The number of inmates in America’s prisons and jails continues to grow. According to a new report from the Department of Justice, the rate of people held in custody has almost doubled since 1985, from 313 inmates per 100,000 residents to about 600 inmates per 100,000. In Texas, the number of state prisoners increased fivefold from 1975 to 1994.

While prison populations continue to grow, the effects of such incarceration on violent crime are debated fervently—and increasing numbers of Americans wonder whether we’re putting the wrong people in jail and letting out some who, for the sake of public safety and security, might better serve out their full sentences.

It might be surprising to many people, but the United States puts a higher percentage of its population in jail than almost any other country in the world. Previously, only South Africa and the former Soviet Union put a higher percentage of their people in jail.

Since the end of apartheid, the imprisonment rate in South Africa has declined dramatically, leaving the United States and Russia to jockey for the dubious honor of being the top prison-masters. In 1992-93, Russia imprisoned 558 of every 100,000 of its citizens while the United States jailed 519. Since then, the United States has increased its incarceration rates; we were unable to get more recent figures for Russia.

Both countries’ imprisonment figures are radically higher than any other country. England (in 1992-93) imprisoned 93 of every 100,000 residents. For Canada the number was 116; for Japan, 36; for France, 84; for New Zealand, 135. Singapore is considered a tough, punitive place, yet it put 229 of every 100,000 residents in prison, less than half the imprisonment rate for the United States.

The imprisonment rate seems to bear little relationship to the incidence of violent crime. From 1980 to 1986, the number of prison inmates increased by 65 percent and violent crime declined by 16 percent. From 1986 to 1991, the inmate population increased by 51 percent—and violent crime also increased, by 15 percent. Since 1991, incarceration rates have continued to increase, and violent crime seems to have leveled off—but is still much higher than in the 1950s or 1960s when we imprisoned a much smaller percentage of the population.

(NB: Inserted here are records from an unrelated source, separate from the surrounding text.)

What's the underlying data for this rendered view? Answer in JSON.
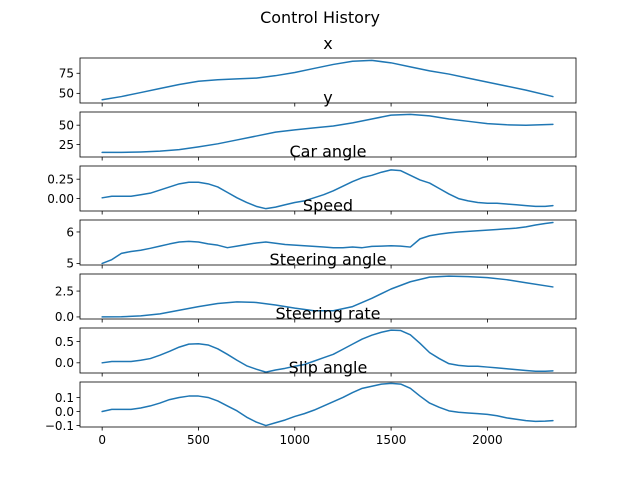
{
  "figure": {
    "title": "Control History"
  },
  "colors": {
    "line": "#1f77b4",
    "axes": "#000000",
    "background": "#ffffff"
  },
  "chart_data": [
    {
      "type": "line",
      "title": "x",
      "xlim": [
        -115,
        2460
      ],
      "ylim": [
        38,
        94
      ],
      "yticks": [
        50,
        75
      ],
      "ytick_labels": [
        "50",
        "75"
      ],
      "xticks": [
        0,
        500,
        1000,
        1500,
        2000
      ],
      "x": [
        0,
        100,
        200,
        300,
        400,
        500,
        600,
        700,
        800,
        900,
        1000,
        1100,
        1200,
        1300,
        1400,
        1500,
        1600,
        1700,
        1800,
        1900,
        2000,
        2100,
        2200,
        2340
      ],
      "y": [
        42,
        46,
        51,
        56,
        61,
        65,
        67,
        68,
        69,
        72,
        76,
        81,
        86,
        90,
        91,
        88,
        83,
        78,
        74,
        69,
        64,
        59,
        54,
        46
      ]
    },
    {
      "type": "line",
      "title": "y",
      "xlim": [
        -115,
        2460
      ],
      "ylim": [
        9,
        67
      ],
      "yticks": [
        25,
        50
      ],
      "ytick_labels": [
        "25",
        "50"
      ],
      "xticks": [
        0,
        500,
        1000,
        1500,
        2000
      ],
      "x": [
        0,
        100,
        200,
        300,
        400,
        500,
        600,
        700,
        800,
        900,
        1000,
        1100,
        1200,
        1300,
        1400,
        1500,
        1600,
        1700,
        1800,
        1900,
        2000,
        2100,
        2200,
        2340
      ],
      "y": [
        15,
        15,
        15.5,
        16.5,
        18.5,
        22,
        26,
        31,
        36,
        41,
        44,
        46.5,
        49,
        53,
        58,
        63,
        64,
        62,
        58,
        55,
        52,
        50.5,
        50,
        51
      ]
    },
    {
      "type": "line",
      "title": "Car angle",
      "xlim": [
        -115,
        2460
      ],
      "ylim": [
        -0.16,
        0.42
      ],
      "yticks": [
        0.0,
        0.25
      ],
      "ytick_labels": [
        "0.00",
        "0.25"
      ],
      "xticks": [
        0,
        500,
        1000,
        1500,
        2000
      ],
      "x": [
        0,
        50,
        100,
        150,
        200,
        250,
        300,
        350,
        400,
        450,
        500,
        550,
        600,
        650,
        700,
        750,
        800,
        850,
        900,
        950,
        1000,
        1050,
        1100,
        1150,
        1200,
        1250,
        1300,
        1350,
        1400,
        1450,
        1500,
        1550,
        1600,
        1650,
        1700,
        1750,
        1800,
        1850,
        1900,
        1950,
        2000,
        2050,
        2100,
        2150,
        2200,
        2250,
        2300,
        2340
      ],
      "y": [
        0.01,
        0.03,
        0.03,
        0.03,
        0.05,
        0.07,
        0.11,
        0.15,
        0.19,
        0.21,
        0.21,
        0.19,
        0.15,
        0.08,
        0.01,
        -0.05,
        -0.1,
        -0.13,
        -0.11,
        -0.08,
        -0.05,
        -0.03,
        0.01,
        0.05,
        0.1,
        0.16,
        0.22,
        0.27,
        0.3,
        0.34,
        0.37,
        0.36,
        0.3,
        0.24,
        0.2,
        0.13,
        0.06,
        0.0,
        -0.03,
        -0.05,
        -0.06,
        -0.06,
        -0.07,
        -0.08,
        -0.09,
        -0.1,
        -0.1,
        -0.09
      ]
    },
    {
      "type": "line",
      "title": "Speed",
      "xlim": [
        -115,
        2460
      ],
      "ylim": [
        4.95,
        6.38
      ],
      "yticks": [
        5,
        6
      ],
      "ytick_labels": [
        "5",
        "6"
      ],
      "xticks": [
        0,
        500,
        1000,
        1500,
        2000
      ],
      "x": [
        0,
        50,
        100,
        150,
        200,
        250,
        300,
        350,
        400,
        450,
        500,
        550,
        600,
        650,
        700,
        750,
        800,
        850,
        900,
        950,
        1000,
        1050,
        1100,
        1150,
        1200,
        1250,
        1300,
        1350,
        1400,
        1450,
        1500,
        1550,
        1600,
        1650,
        1700,
        1750,
        1800,
        1850,
        1900,
        1950,
        2000,
        2050,
        2100,
        2150,
        2200,
        2250,
        2300,
        2340
      ],
      "y": [
        5.0,
        5.12,
        5.32,
        5.38,
        5.42,
        5.48,
        5.55,
        5.62,
        5.68,
        5.7,
        5.68,
        5.62,
        5.58,
        5.5,
        5.55,
        5.6,
        5.65,
        5.68,
        5.64,
        5.6,
        5.58,
        5.56,
        5.54,
        5.52,
        5.5,
        5.5,
        5.52,
        5.5,
        5.54,
        5.55,
        5.56,
        5.55,
        5.52,
        5.78,
        5.88,
        5.93,
        5.97,
        6.0,
        6.02,
        6.04,
        6.06,
        6.08,
        6.1,
        6.12,
        6.16,
        6.22,
        6.27,
        6.3
      ]
    },
    {
      "type": "line",
      "title": "Steering angle",
      "xlim": [
        -115,
        2460
      ],
      "ylim": [
        -0.2,
        4.15
      ],
      "yticks": [
        0.0,
        2.5
      ],
      "ytick_labels": [
        "0.0",
        "2.5"
      ],
      "xticks": [
        0,
        500,
        1000,
        1500,
        2000
      ],
      "x": [
        0,
        100,
        200,
        300,
        400,
        500,
        600,
        700,
        800,
        900,
        1000,
        1100,
        1200,
        1300,
        1400,
        1500,
        1600,
        1700,
        1800,
        1900,
        2000,
        2100,
        2200,
        2340
      ],
      "y": [
        0.0,
        0.02,
        0.1,
        0.3,
        0.65,
        1.0,
        1.3,
        1.45,
        1.4,
        1.15,
        0.85,
        0.6,
        0.6,
        1.0,
        1.8,
        2.7,
        3.4,
        3.85,
        3.95,
        3.9,
        3.8,
        3.6,
        3.3,
        2.9
      ]
    },
    {
      "type": "line",
      "title": "Steering rate",
      "xlim": [
        -115,
        2460
      ],
      "ylim": [
        -0.24,
        0.82
      ],
      "yticks": [
        0.0,
        0.5
      ],
      "ytick_labels": [
        "0.0",
        "0.5"
      ],
      "xticks": [
        0,
        500,
        1000,
        1500,
        2000
      ],
      "x": [
        0,
        50,
        100,
        150,
        200,
        250,
        300,
        350,
        400,
        450,
        500,
        550,
        600,
        650,
        700,
        750,
        800,
        850,
        900,
        950,
        1000,
        1050,
        1100,
        1150,
        1200,
        1250,
        1300,
        1350,
        1400,
        1450,
        1500,
        1550,
        1600,
        1650,
        1700,
        1750,
        1800,
        1850,
        1900,
        1950,
        2000,
        2050,
        2100,
        2150,
        2200,
        2250,
        2300,
        2340
      ],
      "y": [
        0.0,
        0.03,
        0.03,
        0.03,
        0.06,
        0.1,
        0.18,
        0.27,
        0.37,
        0.44,
        0.45,
        0.42,
        0.33,
        0.2,
        0.06,
        -0.07,
        -0.15,
        -0.22,
        -0.17,
        -0.13,
        -0.08,
        -0.04,
        0.04,
        0.12,
        0.2,
        0.32,
        0.44,
        0.56,
        0.65,
        0.72,
        0.77,
        0.76,
        0.66,
        0.46,
        0.24,
        0.1,
        -0.02,
        -0.06,
        -0.08,
        -0.08,
        -0.1,
        -0.12,
        -0.14,
        -0.16,
        -0.18,
        -0.2,
        -0.2,
        -0.19
      ]
    },
    {
      "type": "line",
      "title": "Slip angle",
      "xlim": [
        -115,
        2460
      ],
      "ylim": [
        -0.11,
        0.21
      ],
      "yticks": [
        -0.1,
        0.0,
        0.1
      ],
      "ytick_labels": [
        "−0.1",
        "0.0",
        "0.1"
      ],
      "xticks": [
        0,
        500,
        1000,
        1500,
        2000
      ],
      "xtick_labels": [
        "0",
        "500",
        "1000",
        "1500",
        "2000"
      ],
      "x": [
        0,
        50,
        100,
        150,
        200,
        250,
        300,
        350,
        400,
        450,
        500,
        550,
        600,
        650,
        700,
        750,
        800,
        850,
        900,
        950,
        1000,
        1050,
        1100,
        1150,
        1200,
        1250,
        1300,
        1350,
        1400,
        1450,
        1500,
        1550,
        1600,
        1650,
        1700,
        1750,
        1800,
        1850,
        1900,
        1950,
        2000,
        2050,
        2100,
        2150,
        2200,
        2250,
        2300,
        2340
      ],
      "y": [
        0.0,
        0.015,
        0.015,
        0.015,
        0.025,
        0.04,
        0.06,
        0.085,
        0.1,
        0.11,
        0.11,
        0.1,
        0.075,
        0.04,
        0.005,
        -0.04,
        -0.075,
        -0.1,
        -0.08,
        -0.06,
        -0.035,
        -0.015,
        0.01,
        0.04,
        0.07,
        0.1,
        0.135,
        0.165,
        0.18,
        0.195,
        0.2,
        0.195,
        0.165,
        0.11,
        0.06,
        0.03,
        0.005,
        -0.005,
        -0.01,
        -0.015,
        -0.02,
        -0.03,
        -0.045,
        -0.055,
        -0.065,
        -0.07,
        -0.068,
        -0.065
      ]
    }
  ]
}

In part, this disjunction might be because we are putting the wrong people in jail. Despite public concern about violent crime, between 1980 and 1993, 84 percent of the increase in new court commitments to prison were for drug, property, and public order offenses, and only 16 percent were for violent crimes. In 1980, about 6 percent of new state prisoners were drug offenders; in 1990 the total was 30 percent.

The imposition of mandatory minimum sentences for drug offenders has led to more prison overcrowding, which has led to more early releases for violent criminals. Florida, for example, intensified drug war enforcement between 1984 and 1989. In 1984, a typical Florida prisoner served 50 percent of his sentences, but by 1989, the average prisoner served only 33 percent of his or her sentence.

In a fascinating new study for the Independent Institute, economics professors Bruce Benson and David Rasmussen of Florida State University demonstrate, with side-by-side case studies, that when drug war enforcement increases, other law-enforcement priorities suffer. Far from reducing crime, waging a drug war seems to increase it.

The two recommend cracking down on juvenile offenders before crime becomes a way of life, abolishing asset-forfeiture laws, making public safety (rather than the number of arrests) the main policy priority, decentralizing the prison system, and decriminalizing drug use.

Those recommendations deserve serious consideration and debate. In an election year they are unlikely to get it.